Sherry Turkle’s new book is about how children of this new generation are growing up with a relationship with texting. Kids don’t feel it necessary to have a phone conversation on the telephone because it is seen as “inefficient.” If you pick up the telephone and call someone, you have to deal with emotions; rejection and other points of connection and children are finding texting as a cop out to having a face to face or voice to voice interaction. The argument against these so called social technologies are the fact that people are able to stay well connected, even when they are busy. But, teenagers are not learning how to make real connections and sites like Facebook, MySpace and Twitter are invading their privacy and making it difficult for them to grow up. In the interview, she made a valid point: kids are no longer going to college with a fresh start: their whole high school or even life is coming with them on their Facebook page.

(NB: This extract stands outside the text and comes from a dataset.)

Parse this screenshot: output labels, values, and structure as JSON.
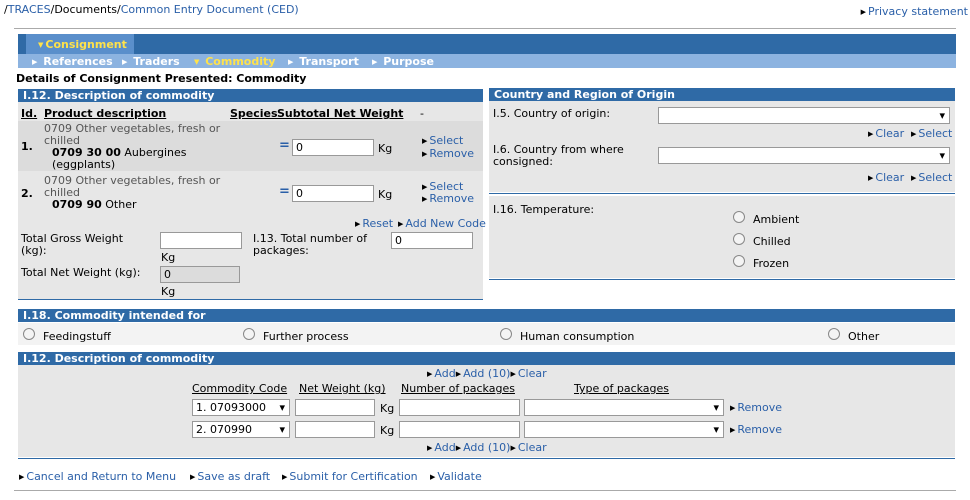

Another side of the technology spectrum is that people use it as therapy: not just texting, but people are using second life as a tool to create a new world. They are not learning how to deal with their own world, so they create another that they are more comfortable in. Texting can also be used as therapy. People text down the street when something is wrong, instead of waiting to see their friends in person. Virtual reality also makes it easier to critique others or tell others “sorry.” Saying sorry is not an apology unless you are specifically telling someone and see how you have hurt them. Technology is also great for kids because they can experiment with their identity. Facebook and texting allows us to perform versions of ourselves and manipulate them to what we want people to see versus what we truly are. Connections are a normal part of life, as is sleep. Technology is ruining our natural bodily functions as well as our speech.
Sherry is an optimist when it comes to technology and knows that technology is not going away and we need to make corrections with them now. She says to start making more interactions; it needs to start at the home, especially at the dinner table. If we take away the telephones at the table, we can engage in connections and conversations.